Gabbinbar State School is a government primary (Prep–6) school for boys and girls at 189 Stenner Street. In 2017, the school had an enrolment of 386 students with 36 teachers (34 full-time equivalent) and 16 non-teaching staff (12 full-time equivalent). It includes a special education program.

St Thomas More's Primary School is a Catholic primary (Prep–6) school for boys and girls at 152 South Street. In 2017, the school had an enrolment of 396 students with 25 teachers (22 full-time equivalent) and 14 non-teaching staff (9 full-time equivalent).

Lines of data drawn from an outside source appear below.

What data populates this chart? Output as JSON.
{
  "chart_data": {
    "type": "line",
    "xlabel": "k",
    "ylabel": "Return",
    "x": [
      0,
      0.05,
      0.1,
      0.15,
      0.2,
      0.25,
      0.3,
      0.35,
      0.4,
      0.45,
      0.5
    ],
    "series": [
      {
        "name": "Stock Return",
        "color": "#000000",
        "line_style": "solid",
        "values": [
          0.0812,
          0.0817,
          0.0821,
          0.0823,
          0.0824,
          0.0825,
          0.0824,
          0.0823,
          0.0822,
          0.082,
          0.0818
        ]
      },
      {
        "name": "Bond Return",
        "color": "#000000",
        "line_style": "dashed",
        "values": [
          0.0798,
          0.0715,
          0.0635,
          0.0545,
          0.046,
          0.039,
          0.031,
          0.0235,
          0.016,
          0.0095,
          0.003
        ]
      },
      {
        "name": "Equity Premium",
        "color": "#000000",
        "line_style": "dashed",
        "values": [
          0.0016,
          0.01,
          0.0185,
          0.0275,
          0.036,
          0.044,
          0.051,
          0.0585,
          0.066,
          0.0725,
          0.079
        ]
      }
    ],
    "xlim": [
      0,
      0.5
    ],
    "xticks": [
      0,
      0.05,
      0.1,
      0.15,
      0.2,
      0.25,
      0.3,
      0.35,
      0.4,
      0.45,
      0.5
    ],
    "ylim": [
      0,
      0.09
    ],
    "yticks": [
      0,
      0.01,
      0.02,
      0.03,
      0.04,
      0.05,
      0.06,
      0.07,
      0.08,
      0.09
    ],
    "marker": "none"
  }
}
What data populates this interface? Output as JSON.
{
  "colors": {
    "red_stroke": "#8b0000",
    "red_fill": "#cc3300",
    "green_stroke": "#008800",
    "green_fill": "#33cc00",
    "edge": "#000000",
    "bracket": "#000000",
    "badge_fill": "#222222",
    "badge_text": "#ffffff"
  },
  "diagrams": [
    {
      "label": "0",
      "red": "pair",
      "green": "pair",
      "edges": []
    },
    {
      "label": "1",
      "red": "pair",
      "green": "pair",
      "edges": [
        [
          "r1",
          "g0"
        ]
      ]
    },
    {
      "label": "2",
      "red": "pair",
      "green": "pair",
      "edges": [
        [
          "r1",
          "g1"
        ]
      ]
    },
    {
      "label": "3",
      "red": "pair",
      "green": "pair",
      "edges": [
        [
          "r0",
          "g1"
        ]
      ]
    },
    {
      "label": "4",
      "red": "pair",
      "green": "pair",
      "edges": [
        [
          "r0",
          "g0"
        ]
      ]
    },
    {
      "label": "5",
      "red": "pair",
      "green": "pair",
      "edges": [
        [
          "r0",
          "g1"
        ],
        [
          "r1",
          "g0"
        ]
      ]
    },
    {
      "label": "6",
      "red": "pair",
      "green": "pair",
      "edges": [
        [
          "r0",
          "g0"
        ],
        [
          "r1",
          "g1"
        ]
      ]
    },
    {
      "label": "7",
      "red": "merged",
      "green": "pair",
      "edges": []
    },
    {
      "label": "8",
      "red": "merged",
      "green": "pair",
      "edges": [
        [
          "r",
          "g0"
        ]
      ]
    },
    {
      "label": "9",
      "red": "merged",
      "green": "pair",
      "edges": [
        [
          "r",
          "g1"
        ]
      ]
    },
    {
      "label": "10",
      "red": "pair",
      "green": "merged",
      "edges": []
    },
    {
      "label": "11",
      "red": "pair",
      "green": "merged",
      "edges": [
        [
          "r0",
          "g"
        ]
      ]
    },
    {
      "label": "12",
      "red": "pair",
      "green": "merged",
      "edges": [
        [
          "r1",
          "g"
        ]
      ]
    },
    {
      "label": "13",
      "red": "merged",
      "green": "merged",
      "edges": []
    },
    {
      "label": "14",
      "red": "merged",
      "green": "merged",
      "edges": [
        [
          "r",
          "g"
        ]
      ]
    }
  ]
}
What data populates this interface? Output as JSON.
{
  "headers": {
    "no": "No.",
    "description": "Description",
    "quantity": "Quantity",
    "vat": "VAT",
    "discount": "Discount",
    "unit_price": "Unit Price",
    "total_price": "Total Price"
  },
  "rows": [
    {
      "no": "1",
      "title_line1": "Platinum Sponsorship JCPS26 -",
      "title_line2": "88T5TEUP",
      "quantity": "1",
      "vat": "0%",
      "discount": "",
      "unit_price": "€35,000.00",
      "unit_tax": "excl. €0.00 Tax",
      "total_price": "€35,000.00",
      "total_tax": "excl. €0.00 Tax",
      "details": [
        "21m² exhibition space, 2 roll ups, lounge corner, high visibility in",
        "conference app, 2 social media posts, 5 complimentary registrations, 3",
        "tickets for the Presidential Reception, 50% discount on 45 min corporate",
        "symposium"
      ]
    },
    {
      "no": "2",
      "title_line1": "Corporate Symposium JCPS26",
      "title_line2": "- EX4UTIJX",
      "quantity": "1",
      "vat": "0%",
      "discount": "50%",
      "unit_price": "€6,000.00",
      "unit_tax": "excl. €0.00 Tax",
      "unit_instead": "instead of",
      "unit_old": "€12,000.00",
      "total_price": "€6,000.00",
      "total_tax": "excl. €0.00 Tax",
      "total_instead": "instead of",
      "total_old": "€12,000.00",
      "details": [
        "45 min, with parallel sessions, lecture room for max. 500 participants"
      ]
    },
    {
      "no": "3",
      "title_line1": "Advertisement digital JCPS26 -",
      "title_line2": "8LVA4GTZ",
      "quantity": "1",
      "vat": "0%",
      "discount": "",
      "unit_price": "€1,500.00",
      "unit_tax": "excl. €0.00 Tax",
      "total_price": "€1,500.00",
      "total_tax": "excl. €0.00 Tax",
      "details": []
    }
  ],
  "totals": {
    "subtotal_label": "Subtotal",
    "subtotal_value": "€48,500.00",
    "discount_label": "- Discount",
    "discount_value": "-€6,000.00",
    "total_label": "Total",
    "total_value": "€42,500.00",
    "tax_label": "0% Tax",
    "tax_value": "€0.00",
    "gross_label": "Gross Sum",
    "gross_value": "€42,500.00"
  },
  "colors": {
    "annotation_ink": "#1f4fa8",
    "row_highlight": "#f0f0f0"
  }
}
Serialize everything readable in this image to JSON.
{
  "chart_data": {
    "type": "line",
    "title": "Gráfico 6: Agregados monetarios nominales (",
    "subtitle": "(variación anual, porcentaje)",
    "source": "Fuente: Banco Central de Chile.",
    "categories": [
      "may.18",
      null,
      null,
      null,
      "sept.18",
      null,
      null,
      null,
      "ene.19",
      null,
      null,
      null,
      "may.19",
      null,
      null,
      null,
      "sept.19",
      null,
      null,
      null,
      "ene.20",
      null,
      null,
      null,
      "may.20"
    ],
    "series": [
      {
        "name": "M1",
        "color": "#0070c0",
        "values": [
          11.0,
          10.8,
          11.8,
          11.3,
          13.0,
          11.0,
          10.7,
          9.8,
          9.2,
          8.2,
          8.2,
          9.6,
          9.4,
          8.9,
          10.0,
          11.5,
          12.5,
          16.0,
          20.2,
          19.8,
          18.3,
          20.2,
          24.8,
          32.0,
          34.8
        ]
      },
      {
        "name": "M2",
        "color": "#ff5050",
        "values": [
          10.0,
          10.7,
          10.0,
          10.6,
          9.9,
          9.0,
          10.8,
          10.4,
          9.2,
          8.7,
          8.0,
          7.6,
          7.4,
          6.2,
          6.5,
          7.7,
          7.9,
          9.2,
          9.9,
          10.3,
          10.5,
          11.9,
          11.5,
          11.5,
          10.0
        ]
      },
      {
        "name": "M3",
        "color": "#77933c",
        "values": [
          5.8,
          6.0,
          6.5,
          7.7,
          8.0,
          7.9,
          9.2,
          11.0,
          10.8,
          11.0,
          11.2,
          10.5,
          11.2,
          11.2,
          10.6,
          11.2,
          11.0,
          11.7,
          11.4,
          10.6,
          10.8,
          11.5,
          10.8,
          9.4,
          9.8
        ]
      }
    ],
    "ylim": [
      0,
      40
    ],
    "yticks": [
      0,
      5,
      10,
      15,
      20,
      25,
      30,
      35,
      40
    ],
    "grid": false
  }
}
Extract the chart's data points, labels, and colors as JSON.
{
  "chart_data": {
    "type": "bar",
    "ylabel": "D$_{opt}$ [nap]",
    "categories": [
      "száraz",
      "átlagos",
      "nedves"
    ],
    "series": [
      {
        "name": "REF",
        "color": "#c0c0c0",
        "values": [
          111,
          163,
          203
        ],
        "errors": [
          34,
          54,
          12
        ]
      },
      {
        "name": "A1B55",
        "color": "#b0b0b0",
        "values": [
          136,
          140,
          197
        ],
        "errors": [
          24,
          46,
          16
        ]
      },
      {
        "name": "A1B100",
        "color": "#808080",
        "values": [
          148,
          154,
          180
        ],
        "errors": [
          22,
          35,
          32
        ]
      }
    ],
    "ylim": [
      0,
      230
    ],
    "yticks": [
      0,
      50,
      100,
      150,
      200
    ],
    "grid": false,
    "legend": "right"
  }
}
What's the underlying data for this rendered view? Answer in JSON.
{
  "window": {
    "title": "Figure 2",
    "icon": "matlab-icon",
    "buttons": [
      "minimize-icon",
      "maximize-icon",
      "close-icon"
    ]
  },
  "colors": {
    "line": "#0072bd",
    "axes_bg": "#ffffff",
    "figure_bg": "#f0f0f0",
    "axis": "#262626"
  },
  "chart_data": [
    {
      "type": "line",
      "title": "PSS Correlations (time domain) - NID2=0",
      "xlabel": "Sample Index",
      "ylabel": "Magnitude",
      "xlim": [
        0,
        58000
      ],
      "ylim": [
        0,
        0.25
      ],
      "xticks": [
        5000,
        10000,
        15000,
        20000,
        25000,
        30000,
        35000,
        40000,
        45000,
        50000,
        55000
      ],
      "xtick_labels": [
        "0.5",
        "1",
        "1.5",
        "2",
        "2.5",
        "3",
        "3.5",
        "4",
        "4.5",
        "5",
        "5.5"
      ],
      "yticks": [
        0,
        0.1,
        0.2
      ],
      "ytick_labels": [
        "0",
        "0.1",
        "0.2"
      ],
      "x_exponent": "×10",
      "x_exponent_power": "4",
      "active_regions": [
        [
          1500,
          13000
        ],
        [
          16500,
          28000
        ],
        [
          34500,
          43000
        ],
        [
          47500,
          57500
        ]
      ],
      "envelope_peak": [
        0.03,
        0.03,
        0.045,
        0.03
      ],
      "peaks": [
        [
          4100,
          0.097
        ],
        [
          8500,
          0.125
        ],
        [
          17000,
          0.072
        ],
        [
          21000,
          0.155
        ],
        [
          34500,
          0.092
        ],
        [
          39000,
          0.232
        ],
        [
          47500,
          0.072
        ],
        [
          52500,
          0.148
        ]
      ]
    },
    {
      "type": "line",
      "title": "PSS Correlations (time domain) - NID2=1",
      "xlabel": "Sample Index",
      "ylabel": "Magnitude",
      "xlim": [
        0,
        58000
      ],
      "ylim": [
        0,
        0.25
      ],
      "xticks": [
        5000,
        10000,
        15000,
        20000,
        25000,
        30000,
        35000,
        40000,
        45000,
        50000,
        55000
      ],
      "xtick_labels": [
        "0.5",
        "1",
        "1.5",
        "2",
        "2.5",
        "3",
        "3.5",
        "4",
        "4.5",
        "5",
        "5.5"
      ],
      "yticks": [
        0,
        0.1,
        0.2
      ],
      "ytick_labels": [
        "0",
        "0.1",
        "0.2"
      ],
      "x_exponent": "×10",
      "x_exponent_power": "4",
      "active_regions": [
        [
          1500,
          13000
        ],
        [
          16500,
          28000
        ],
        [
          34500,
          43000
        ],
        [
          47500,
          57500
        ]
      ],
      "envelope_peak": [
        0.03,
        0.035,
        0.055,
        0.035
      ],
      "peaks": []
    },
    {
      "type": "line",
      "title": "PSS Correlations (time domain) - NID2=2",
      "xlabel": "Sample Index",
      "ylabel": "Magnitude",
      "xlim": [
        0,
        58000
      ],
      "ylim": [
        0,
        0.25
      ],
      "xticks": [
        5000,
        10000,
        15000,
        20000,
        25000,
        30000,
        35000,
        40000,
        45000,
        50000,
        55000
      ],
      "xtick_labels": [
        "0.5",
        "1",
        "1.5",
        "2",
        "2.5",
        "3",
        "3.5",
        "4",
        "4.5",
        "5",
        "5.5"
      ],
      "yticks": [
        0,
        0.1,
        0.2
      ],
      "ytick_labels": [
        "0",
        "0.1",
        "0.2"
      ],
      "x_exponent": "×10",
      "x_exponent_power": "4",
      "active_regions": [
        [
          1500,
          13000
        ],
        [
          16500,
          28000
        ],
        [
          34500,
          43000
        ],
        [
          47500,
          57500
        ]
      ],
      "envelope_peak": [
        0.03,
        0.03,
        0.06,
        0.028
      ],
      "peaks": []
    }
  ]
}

Martin Luther Primary School is a private primary (Prep–6) campus of Concordia Lutheran College for boys and girls at 402 Hume Street. In 2017, the school had an enrolment of 644 students with 68 teachers (48 full-time equivalent) and 75 non-teaching staff (45 full-time equivalent).

Centenary Heights State High School is a government secondary (7–12) school for boys and girls at 60 Ramsay Street. In 2017, the school had an enrolment of 1,625 students with 131 teachers (123 full-time equivalent) and 59 non-teaching staff (45 full-time equivalent). It includes a special education program.

Toowoomba Positive Learning Centre (also known as the Denise Kalble campus) is a specific purpose secondary (7–12) school at 58 Ramsay Street. It is for children who have disengaged from conventional schooling with the aim to re-engage the children with conventional schooling or vocational pathways.

== Amenities ==
There are a number of parks in the area:

- Emmerson Park
- Harwood Park

- Horner Reserve Park

- Ravenscourt Street Park

Emmerson Park has two separate play areas, a barbecue, and a significant planting of mature trees.

Horners Reserve has one small park and a large town water storage reserve.